Annick Geille est écrivain, critique littéraire et journaliste. Elle rédige une rubrique mensuelle pour le journal Service Littéraire et dirige la Sélection en ligne du Salon littéraire. Elle vient de publier son onzième roman, Rien que la mer, aux éditions La Grande Ourse.

Lydie Salvayre. Extrait de : Pas pleurer


EXTRAIT >

 

Au nom du Père du Fils et du Saint-Esprit, monseigneur l’évêque-archevêque de Palma désigne aux justiciers, d’une main vénérable où luit l’anneau pastoral, la poitrine des mauvais pauvres. C’est Georges Bernanos qui le dit. C’est un catholique fervent qui le dit.

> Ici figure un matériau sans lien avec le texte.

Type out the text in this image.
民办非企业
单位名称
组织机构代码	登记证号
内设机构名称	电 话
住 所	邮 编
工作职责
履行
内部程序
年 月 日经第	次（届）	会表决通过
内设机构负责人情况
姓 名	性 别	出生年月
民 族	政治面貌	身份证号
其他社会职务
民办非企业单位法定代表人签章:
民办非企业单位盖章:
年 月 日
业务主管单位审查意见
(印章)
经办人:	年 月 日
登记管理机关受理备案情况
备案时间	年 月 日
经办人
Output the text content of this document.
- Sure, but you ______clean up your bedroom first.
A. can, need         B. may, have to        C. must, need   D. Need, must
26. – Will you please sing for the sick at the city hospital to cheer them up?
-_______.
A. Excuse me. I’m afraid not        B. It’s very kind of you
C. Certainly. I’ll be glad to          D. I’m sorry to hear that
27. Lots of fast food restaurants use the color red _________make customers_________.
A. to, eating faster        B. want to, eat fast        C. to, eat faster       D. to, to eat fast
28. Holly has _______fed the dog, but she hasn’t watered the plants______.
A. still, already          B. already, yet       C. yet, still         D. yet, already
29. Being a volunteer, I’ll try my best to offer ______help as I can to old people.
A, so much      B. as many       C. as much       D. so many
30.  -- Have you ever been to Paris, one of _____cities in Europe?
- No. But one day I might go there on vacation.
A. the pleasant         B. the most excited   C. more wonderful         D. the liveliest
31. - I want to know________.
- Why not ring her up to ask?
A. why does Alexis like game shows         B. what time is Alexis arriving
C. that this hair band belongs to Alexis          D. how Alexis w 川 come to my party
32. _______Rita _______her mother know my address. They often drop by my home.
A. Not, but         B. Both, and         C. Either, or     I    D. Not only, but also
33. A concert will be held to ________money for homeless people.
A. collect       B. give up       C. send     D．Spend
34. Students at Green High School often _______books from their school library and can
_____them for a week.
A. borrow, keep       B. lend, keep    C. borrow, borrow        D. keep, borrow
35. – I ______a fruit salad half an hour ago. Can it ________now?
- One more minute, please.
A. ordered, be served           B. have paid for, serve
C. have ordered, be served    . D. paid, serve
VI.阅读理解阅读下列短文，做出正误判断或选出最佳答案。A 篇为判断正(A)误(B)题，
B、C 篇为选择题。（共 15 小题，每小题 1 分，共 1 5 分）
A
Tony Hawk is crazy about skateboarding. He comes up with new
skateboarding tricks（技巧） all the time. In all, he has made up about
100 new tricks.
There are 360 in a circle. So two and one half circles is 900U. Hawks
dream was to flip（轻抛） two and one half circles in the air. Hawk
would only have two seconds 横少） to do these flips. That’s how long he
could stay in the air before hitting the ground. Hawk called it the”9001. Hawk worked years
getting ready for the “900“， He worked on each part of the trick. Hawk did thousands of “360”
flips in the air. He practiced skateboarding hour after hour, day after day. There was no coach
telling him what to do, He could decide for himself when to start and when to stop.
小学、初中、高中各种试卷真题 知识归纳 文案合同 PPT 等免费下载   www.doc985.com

On est en Espagne en 1936. La guerre civile est sur le point d’éclater, et ma mère est une mauvaise pauvre. Une mauvaise pauvre est une pauvre qui ouvre sa gueule. Ma mère, le 18 juillet 1936, ouvre sa gueule pour la première fois de sa vie. Elle a quinze ans. Elle habite un village perdu de la haute Catalogne où, depuis des siècles, de gros propriétaires terriens maintiennent des familles comme la sienne dans la plus grande pauvreté.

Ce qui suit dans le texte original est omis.